Their piece ends with an appeal to Max Weber (how non-progressive can you get?!?) and an unfalsifiable taxonomy that I won’t go into


A more useful conclusion to the paper would have been to recognize that statistics is the language of theory, the language of modeling. Instead of inviting international relations scholars to chase their own tale and bow to Max Weber and the dead, how much more useful would a positive theory of research programs in International Relations have been? For instance, consider a citation indexing method, such as PageRank [pdf] to determine if they are “clusters” PageRank sets in which certain articles were influential (exemplars?) and others were not. Did Jackson and Nexon really have no one availability to sketch even a proposed methodology for testing their claim?

The answer is probably “no.” My purpose isn’t to pick on Jackson and Nexon, but to point out the weakness of International Relations as a whole. In a related post by Patrick Musgrave, titled “The Crass Argument for Teaching More Math In Poli Sci Courses“, the following diagram showing is shown:


Which clearly displays a “humanities ghetto,” that includes political science.
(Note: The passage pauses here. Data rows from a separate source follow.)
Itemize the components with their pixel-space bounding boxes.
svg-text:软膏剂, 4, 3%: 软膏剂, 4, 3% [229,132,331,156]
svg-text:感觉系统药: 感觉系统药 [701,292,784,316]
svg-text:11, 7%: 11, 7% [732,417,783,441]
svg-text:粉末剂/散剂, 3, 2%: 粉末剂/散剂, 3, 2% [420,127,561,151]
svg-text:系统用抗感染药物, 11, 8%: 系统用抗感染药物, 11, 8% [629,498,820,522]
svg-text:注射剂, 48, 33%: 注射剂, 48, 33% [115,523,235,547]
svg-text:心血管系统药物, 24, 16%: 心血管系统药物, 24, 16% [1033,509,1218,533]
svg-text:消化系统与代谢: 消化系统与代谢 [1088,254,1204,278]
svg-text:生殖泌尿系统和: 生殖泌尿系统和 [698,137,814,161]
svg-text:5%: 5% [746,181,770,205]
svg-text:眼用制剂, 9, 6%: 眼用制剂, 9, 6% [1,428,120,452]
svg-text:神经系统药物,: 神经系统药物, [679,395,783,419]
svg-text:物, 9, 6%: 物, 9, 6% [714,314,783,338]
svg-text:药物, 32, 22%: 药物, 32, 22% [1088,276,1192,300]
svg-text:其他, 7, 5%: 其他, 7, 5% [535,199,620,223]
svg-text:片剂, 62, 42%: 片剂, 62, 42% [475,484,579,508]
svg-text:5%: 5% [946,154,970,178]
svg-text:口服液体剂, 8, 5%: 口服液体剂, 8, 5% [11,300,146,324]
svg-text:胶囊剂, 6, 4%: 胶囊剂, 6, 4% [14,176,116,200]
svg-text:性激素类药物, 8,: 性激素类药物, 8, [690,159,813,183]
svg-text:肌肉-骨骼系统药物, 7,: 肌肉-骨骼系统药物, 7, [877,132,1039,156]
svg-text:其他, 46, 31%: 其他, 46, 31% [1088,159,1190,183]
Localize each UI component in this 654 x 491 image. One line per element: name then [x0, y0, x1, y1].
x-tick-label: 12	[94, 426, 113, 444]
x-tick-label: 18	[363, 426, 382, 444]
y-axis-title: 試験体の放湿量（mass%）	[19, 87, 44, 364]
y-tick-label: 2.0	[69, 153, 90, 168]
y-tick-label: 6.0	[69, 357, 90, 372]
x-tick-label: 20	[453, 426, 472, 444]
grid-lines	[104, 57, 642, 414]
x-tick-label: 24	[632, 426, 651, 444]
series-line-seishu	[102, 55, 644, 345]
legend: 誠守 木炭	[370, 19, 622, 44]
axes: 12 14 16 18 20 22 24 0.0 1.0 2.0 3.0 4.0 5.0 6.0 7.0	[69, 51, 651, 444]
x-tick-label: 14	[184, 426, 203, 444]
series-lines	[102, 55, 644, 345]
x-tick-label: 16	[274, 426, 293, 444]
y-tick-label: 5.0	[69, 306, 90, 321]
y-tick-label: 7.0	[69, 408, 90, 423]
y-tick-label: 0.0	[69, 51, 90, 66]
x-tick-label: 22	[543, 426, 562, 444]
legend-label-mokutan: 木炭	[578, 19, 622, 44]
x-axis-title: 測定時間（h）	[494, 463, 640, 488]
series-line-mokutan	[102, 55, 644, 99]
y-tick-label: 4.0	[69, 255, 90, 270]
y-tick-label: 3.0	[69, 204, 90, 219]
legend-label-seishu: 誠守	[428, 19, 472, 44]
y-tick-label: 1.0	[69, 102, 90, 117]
How can this be, if International Relations is the disciplined extraction of meaning from data, which is the same focus as the high-paying, well-employed fields?

The obvious answer is that International Relations does not teach actually useful methods for the disciplined extraction of data. It does not teach critical thinking or logical reasoning. It teaches something that apes these skills, a rhetorical ability that impresses old scholars and does not help society.

International Relations is a non-progressive field where, by and large, it sucks to be young.


In an evocative comment that ties the article and the blog post together, Patrick Thaddeus Jackson states:

I don’t think that it is our job as university faculty to increase students’ future earning potential. Nor do I think that it is our job in teaching PoliSci undergrads to make sure that they can read APSR in the 1980s and 1990s. Our job is to teach students to think critically about politics, and while I am perfectly fine with the suggestion that some statistical literacy can be useful to that end, I am not prepared to give that higher pride of place than things like reading closely, writing cogently, and disagreeing with one another civilly.

The dichotomy that Jackson notes is entirely false. In his own piece, he was not able to express a constructive critical thought about paradigms — the original Nexon and Jackson article is devoid of the model specification or operationalization that would needed to turn his criticisms and taxonomy into something capable of progress. Any competent graduate from the humanities ghetto can read “closely” or write “cogently.” That’s needed is to think usefully, and for this statistical literary is required.